Au fil des saisons, la vie
Alors qu’avec son opus précédent le réalisateur prenait le parti de suivre le quotidien d’un seul personnage, Another Year s’attarde quant à lui sur un couple de sexagénaires autour desquels gravitent bon nombre de personnages. Au rythme des quatre saisons, Mike Leigh propose quatre chapitres aux teintes et aux ambiances bien spécifiques à chacun d’eux. Autour de gestes banals et quotidiens, les histoires des uns et des autres nourrissent la vie rangée et sans histoire du couple heureux. Les repas, les après-midi au potager, les verres de vin se succèdent comme autant de moments primordiaux, vitaux, qui, métronomes de chaque vie, accompagnent les joies et les peines de chacun.
Fin observateur des réalités ordinaires de tout un chacun, Mike Leigh pose un regard juste et sensible sur la solitude et les vains espoirs qu’elle projette inévitablement. Car en périphérie de ce couple uni, les célibats – souvent forcés – se croisent, et les aspirations des uns ne rencontrent que l’incompréhension ou l'indifférence des autres. Profondément humain, le douzième long métrage de Mike Leigh s’attarde un fois de plus à poser en toute humilité cette simple question : qu’est-ce qu’une vie ? Car, entre les fantasmes, les désirs et les besoins de chacun, où est-il encore possible de poser ses propres exigences ou attentes ? En jouant sur ces espaces et ces lieux de rencontre, le réalisateur trompe sans cesse les apparences : s’il peut être perçu comme volubile et statique, Another Year n’oublie pas d’imprimer un rythme et un mouvement certes discrets, mais constants. Tout le récit se construit d’ailleurs sur des allers-retours incessants : du potager à la maison, du jardin à la cuisine, etc. Le titre suggère lui-même cet élan à la fois aporétique et aliénant. Le film débute et se clôt par ailleurs sur un visage en détresse et en plein questionnement, comme si la vie n’était qu’un perpétuel recommencement, une boucle jamais vraiment bouclée.
Si Another Year est un film sur la solitude, la construction temporelle particulière (ainsi que les personnages présentés) pousse à étendre ce thème à celui de la vieillesse, du temps qui passe inexorablement. Le Britannique nous parle en effet de périodes de la vie où les souvenirs sont plus faciles à évoquer que les perspectives d’avenir. Il s’attarde sur ces visages marqués par cette angoisse permanente du lendemain, sur ces personnages coincés entre l’avoir été et le devenir qui s’envisage avec peine.

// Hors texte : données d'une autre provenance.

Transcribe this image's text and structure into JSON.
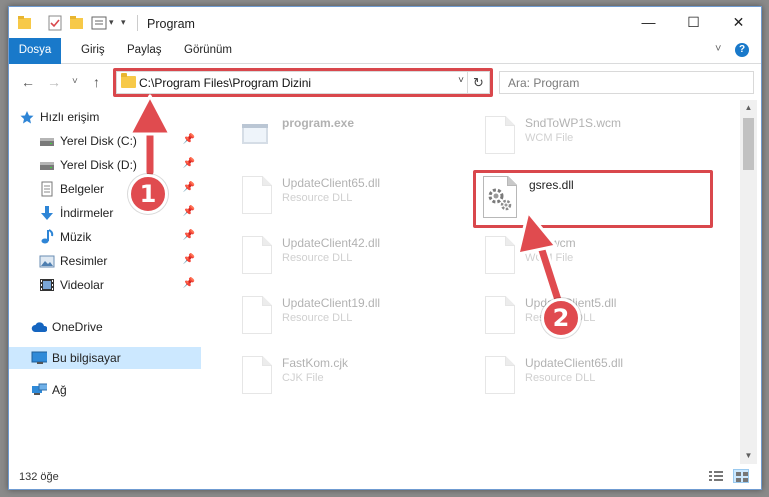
{
  "window": {
    "title": "Program",
    "minimize_glyph": "—",
    "maximize_glyph": "☐",
    "close_glyph": "✕"
  },
  "ribbon": {
    "tabs": [
      "Dosya",
      "Giriş",
      "Paylaş",
      "Görünüm"
    ],
    "file_tab_color": "#1979ca",
    "expand_glyph": "˅",
    "help_glyph": "?"
  },
  "address": {
    "back_glyph": "←",
    "forward_glyph": "→",
    "recent_glyph": "˅",
    "up_glyph": "↑",
    "path": "C:\\Program Files\\Program Dizini",
    "dropdown_glyph": "˅",
    "refresh_glyph": "↻"
  },
  "search": {
    "placeholder": "Ara: Program",
    "icon": "search-icon"
  },
  "nav": {
    "items": [
      {
        "label": "Hızlı erişim",
        "icon": "star-icon",
        "pinned": false
      },
      {
        "label": "Yerel Disk (C:)",
        "icon": "drive-icon",
        "pinned": true
      },
      {
        "label": "Yerel Disk (D:)",
        "icon": "drive-icon",
        "pinned": true
      },
      {
        "label": "Belgeler",
        "icon": "documents-icon",
        "pinned": true
      },
      {
        "label": "İndirmeler",
        "icon": "download-icon",
        "pinned": true
      },
      {
        "label": "Müzik",
        "icon": "music-icon",
        "pinned": true
      },
      {
        "label": "Resimler",
        "icon": "pictures-icon",
        "pinned": true
      },
      {
        "label": "Videolar",
        "icon": "videos-icon",
        "pinned": true
      },
      {
        "label": "OneDrive",
        "icon": "cloud-icon",
        "pinned": false
      },
      {
        "label": "Bu bilgisayar",
        "icon": "computer-icon",
        "pinned": false,
        "selected": true
      },
      {
        "label": "Ağ",
        "icon": "network-icon",
        "pinned": false
      }
    ],
    "pin_glyph": "📌"
  },
  "files": [
    {
      "name": "program.exe",
      "type": "",
      "icon": "exe-icon"
    },
    {
      "name": "SndToWP1S.wcm",
      "type": "WCM File",
      "icon": "file-icon"
    },
    {
      "name": "UpdateClient65.dll",
      "type": "Resource DLL",
      "icon": "dll-icon"
    },
    {
      "name": "gsres.dll",
      "type": "",
      "icon": "dll-icon",
      "highlighted": true
    },
    {
      "name": "UpdateClient42.dll",
      "type": "Resource DLL",
      "icon": "dll-icon"
    },
    {
      "name": "...wcm",
      "type": "WCM File",
      "icon": "file-icon"
    },
    {
      "name": "UpdateClient19.dll",
      "type": "Resource DLL",
      "icon": "dll-icon"
    },
    {
      "name": "UpdateClient5.dll",
      "type": "Resource DLL",
      "icon": "dll-icon"
    },
    {
      "name": "FastKom.cjk",
      "type": "CJK File",
      "icon": "file-icon"
    },
    {
      "name": "UpdateClient65.dll",
      "type": "Resource DLL",
      "icon": "dll-icon"
    }
  ],
  "status": {
    "count": "132 öğe"
  },
  "annotations": {
    "badge1": "1",
    "badge2": "2",
    "color": "#e04b4f"
  }
}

Malgré un propos très sérieux, le réalisateur n’en oublie pas de parsemer son récit de quelques pointes d’humour bien venues. Loin de n’être que la politesse du désespoir, elles s’insèrent comme autant d’éléments quotidiens tout en dédramatisant quelque peu des situations malaisées.
Comme souvent dans le cinéma de Mike Leigh, la mise en scène, bien que d’une grande maîtrise et précision, tend à s’effacer, à se banaliser afin de rendre le récit encore plus captivant. Seules les – volontaires – ruptures nettes en fin de chapitre peuvent faire croire à un film âpre ou brutal. Mais ces cassures prennent tout leur sens au fur et à mesure que les scènes se succèdent, elles font corps avec le récit et lui permettent de respirer, de se régénérer.
Une fois encore, Mike Leigh signe un film plaisant et fondamentalement humain où chacun pourra retrouver une part de sa propre existence ou, tout du moins, se poser les questions qui ne manqueront certainement pas d’apparaître un jour ou l’autre.